ABCD Young workshop in Milan

Participants in the ABCD Young workshop pose in Milan, Italy, November 2015. Photo courtesy of Soleterre.

 

During the month of November 14th to 24th 2015, I represented JRP in ABCD young, an international advocacy and digital activism for human rights workshop organized by SOLETERRE held in Milan, Italy at Lombardia hotel. The ten day workshop was attended by 24 participants from Uganda, Ivory Coast, El Salvador, Honduras, Spain and Italy. It aimed at building the capacity of young people to develop a platform for human rights advocacy. In June 2015, JRP began working with SOLETRRE to jointly implement the project ABCD young; Young people across borders, culture and diversities with over all objectives of improving quality of youth work and to increase synergy and complementarities.

Being the 2nd workshop for the same participants, I was the only new participant and the first facilitator was such very concerned to make me fit in the group. Applying theatre skills to make a new participant join and feel at ease, the other participants were made to seat themselves in a circle and I was asked to find my way in the circle and join them. Belonging to a practical community theatre background, it took me few seconds to get in the circle as I tickled them and they had to break apart. I did that after consulting with the facilitator on whether it was culturally appropriate to tickle since we all came from various cultural backgrounds. I was then formally introduced to the old participants of the ABCD young program.

Over the workshop, four themes were discussed and these include the following.

Theatre of the oppressed: This requires investing in people’s emotion to understand their needs and to create change. Theatre approach is a tool that can be applied when dealing with a group(s) of people that requires appropriate tool to enable then participate. We learned that the oppressed group of people find it hard to get involved and participate in a given course. Therefore theatre is a tool that can make them open up. Theatre is instrumental in building trust, listening skill, responding to distress, building team, creating harmony, perseverance and agreement.

Advocacy: The facilitator guided us to agree that advocacy aims at improving the condition of the marginalized. It requires effective research and analysis, campaigning, networking and alliance and lobbying to achieve an advocacy goal. It is important to understand the stakeholders and to influence institutional program. Those with power and interest needs to be understood and engaged appropriately during advocacy process and the objectives and goal for the advocacy must be clear. To build a campaign, you need to work with others and step such as elaboration of common goal, creation of a process in a team working dimension, defining long term strategy and developing a specific role for every expertise are crucial. An institution like an NGO needs to be credible, transparent, open minded, have specific expertise, creative, have strong value, be willing to share responsibility and have networking capabilities.

The usage of photographs during advocacy: We also learnt that using photographs in advocacy keep the historical context of the event and while using photograph, the story text must be in line with the image. Photograph has the characteristic of universal language and it has immediate impact.
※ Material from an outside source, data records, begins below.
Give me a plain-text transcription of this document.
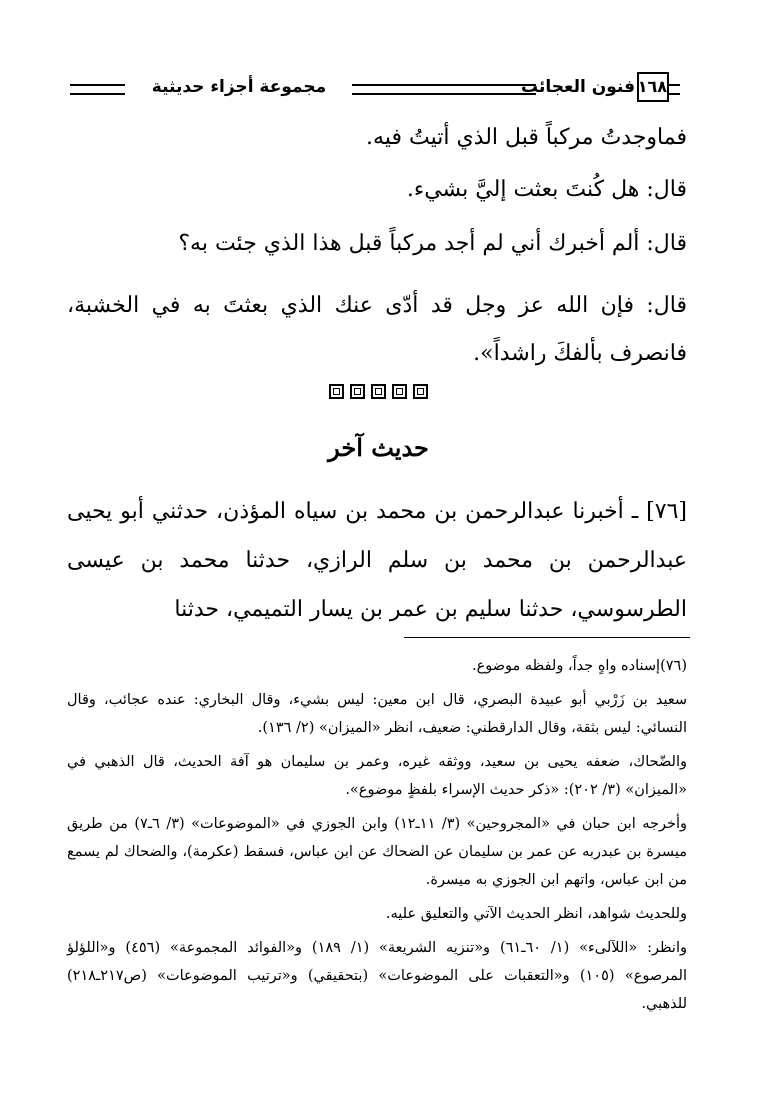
١٦٨
فنون العجائب
مجموعة أجزاء حديثية

فماوجدتُ مركباً قبل الذي أتيتُ فيه.

قال: هل كُنتَ بعثت إليَّ بشيء.

قال: ألم أخبرك أني لم أجد مركباً قبل هذا الذي جئت به؟

قال: فإن الله عز وجل قد أدّى عنك الذي بعثتَ به في الخشبة، فانصرف بألفكَ راشداً».

حديث آخر

[٧٦] ـ أخبرنا عبدالرحمن بن محمد بن سياه المؤذن، حدثني أبو يحيى عبدالرحمن بن محمد بن سلم الرازي، حدثنا محمد بن عيسى الطرسوسي، حدثنا سليم بن عمر بن يسار التميمي، حدثنا

(٧٦)إسناده واهٍ جداً، ولفظه موضوع.

سعيد بن زَرْبي أبو عبيدة البصري، قال ابن معين: ليس بشيء، وقال البخاري: عنده عجائب، وقال النسائي: ليس بثقة، وقال الدارقطني: ضعيف، انظر «الميزان» (٢/ ١٣٦).

والضّحاك، ضعفه يحيى بن سعيد، ووثقه غيره، وعمر بن سليمان هو آفة الحديث، قال الذهبي في «الميزان» (٣/ ٢٠٢): «ذكر حديث الإسراء بلفظٍ موضوع».

وأخرجه ابن حبان في «المجروحين» (٣/ ١١ـ١٢) وابن الجوزي في «الموضوعات» (٣/ ٦ـ٧) من طريق ميسرة بن عبدربه عن عمر بن سليمان عن الضحاك عن ابن عباس، فسقط (عكرمة)، والضحاك لم يسمع من ابن عباس، واتهم ابن الجوزي به ميسرة.

وللحديث شواهد، انظر الحديث الآتي والتعليق عليه.

وانظر: «اللآلىء» (١/ ٦٠ـ٦١) و«تنزيه الشريعة» (١/ ١٨٩) و«الفوائد المجموعة» (٤٥٦) و«اللؤلؤ المرصوع» (١٠٥) و«التعقبات على الموضوعات» (بتحقيقي) و«ترتيب الموضوعات» (ص٢١٧ـ٢١٨) للذهبي.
Images are powerful in attracting people’s attention, contextualizing the setting and in summarizing the news. To make a project using photograph, you should chose/take photograph that portray human rights gaps, create a theme over the photograph and share to the public to trigger reaction for action to change the state of affair.

Digitalizing advocacy: to digitalize advocacy: The usage of social media such as face book and twitter, televisions, electronic billboards/posters and newsletter are some of the tool that can be employed to reach your target audience to buy their support to an advocacy. When using social media, the goal and objectives of the campaign should be well thought of and the medium chosen should encourage exchange of ideas between the initiator and the target pressure group: opening a face book page can allow elaborate campaign. While posting advocacy issue, sharp remarks/questions that provoke positive reaction to the campaign should be made. For the case of campaign on poor health service in health centers in a given community, question such as, “this is our routine; do you want the same for your child?” could make visitors to that site feel empathy and join the campaign with comment for change.  Use of social media should help you to make comparison with other situation by posting photograph that depicts context of human rights gaps.

As part of the workshop, we also visited a social center for supporting young minds growth and the municipality of Milan. The social center for young minds supports young people of all races in both academic and social development. In our visit to the Municipality of Milan, we interacted with the management of ‘House of Rights’ that is coordinating human rights activism in Milan. In my analysis, gender gap mainstreaming is not as much of a priority issue there as is the case of Uganda.

The workshop was participatory in nature with a lot of group work giving opportunity to share personal experiences and relating the theme to the local context of human rights abuse in our respective countries. While in the workshop, I was imagining the reparation gap for victims of conflict with medical challenges being posted in social media with their voice clips.

The workshop was closed with evaluation themed to content of the workshop, facilities, facilitators’ ability and welfare. With the knowledge gained from the workshop, participants are expected to launch a human rights campaign either as a group or on their own to denounce human rights abuse of a given nature in their respective locality. I would as well integrate knowledge and skills learnt in the workshop in our ongoing program and when developing new activity proposal.

Okwir Isaac Odiya is the team leader for Community Mobilisation at JRP.